Snarky Puppy: la fusion del nuovo millennio

“Abbiamo suonato a Flagstaff, Arizona, due o tre anni fa per una quindicina di persone -ricorda Michael League, leader di Snarky Puppy -E alla fine abbiamo scoperto che tutti erano venuti per il successivo karaoke. In pratica abbiamo fatto l’apertura al karaoke.”Dopo la sorprendente vittoria di un Grammy Award nel gennaio 2014 (come miglior performance R&B, per l’interpretazione con Lalah Hathaway di “Something”) i consensi del pubblico per il gruppo sono esplosi: se nel dicembre di quell’anno sono risultati secondo miglior gruppo jazz al referendum lettori di Down Beat (dietro le formazioni di Pat Metheny, superando quelle di Wayne Shorter, Wynton Marsalis e Keith Jarrett), l’ultimo readers poll della rivista di Chicago li ha visti addirittura vincitori.

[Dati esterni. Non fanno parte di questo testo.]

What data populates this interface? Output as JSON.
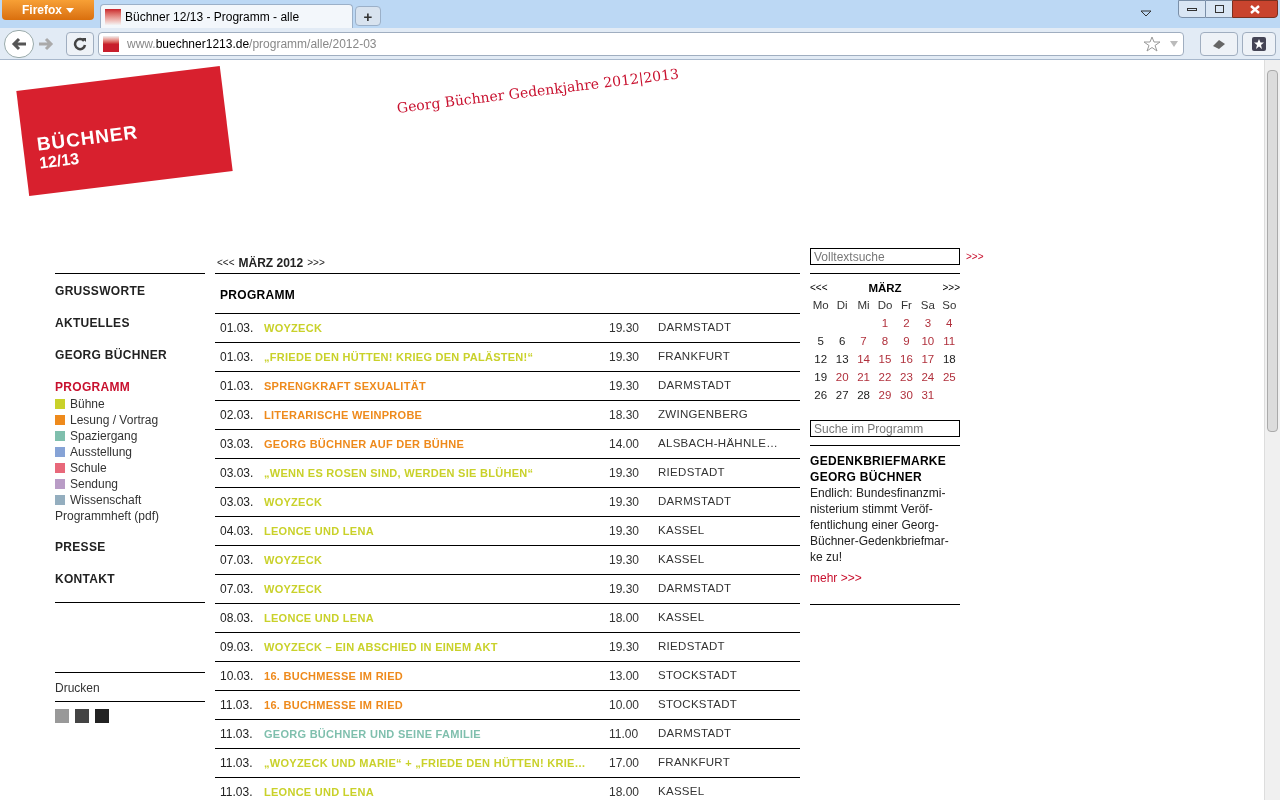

Un nuovo prodotto creato a tavolino dall’industria musicale? Niente affatto. Le considerazioni su queste vittorie e sulla loro musica possono divergere ma Snarky Puppy sono un’autentica road band, che in dieci anni di vita ha dato più di 1200 concerti, prima negli Stati Uniti e da qualche anno anche nei massimi jazz festival europei. Seguendo una prassi consolidata, anche i suoi ultimi album, Family Dinner Vol. 1 (è in uscita il vol. 2) e Sylva, sono incisioni live multimediali che fotografano il piacere di far musica insieme e incontrano eclatanti successi in rete. Il filmato del citato “Something” ha avuto quasi 4 milioni e mezzo di contatti su YouTube, e mezzo milione in media gli altri brani di Family Dinner; quasi 750 mila le visualizzazioni del video “The Curtain” dall’incisione Sylva, con la Metropole Orkest…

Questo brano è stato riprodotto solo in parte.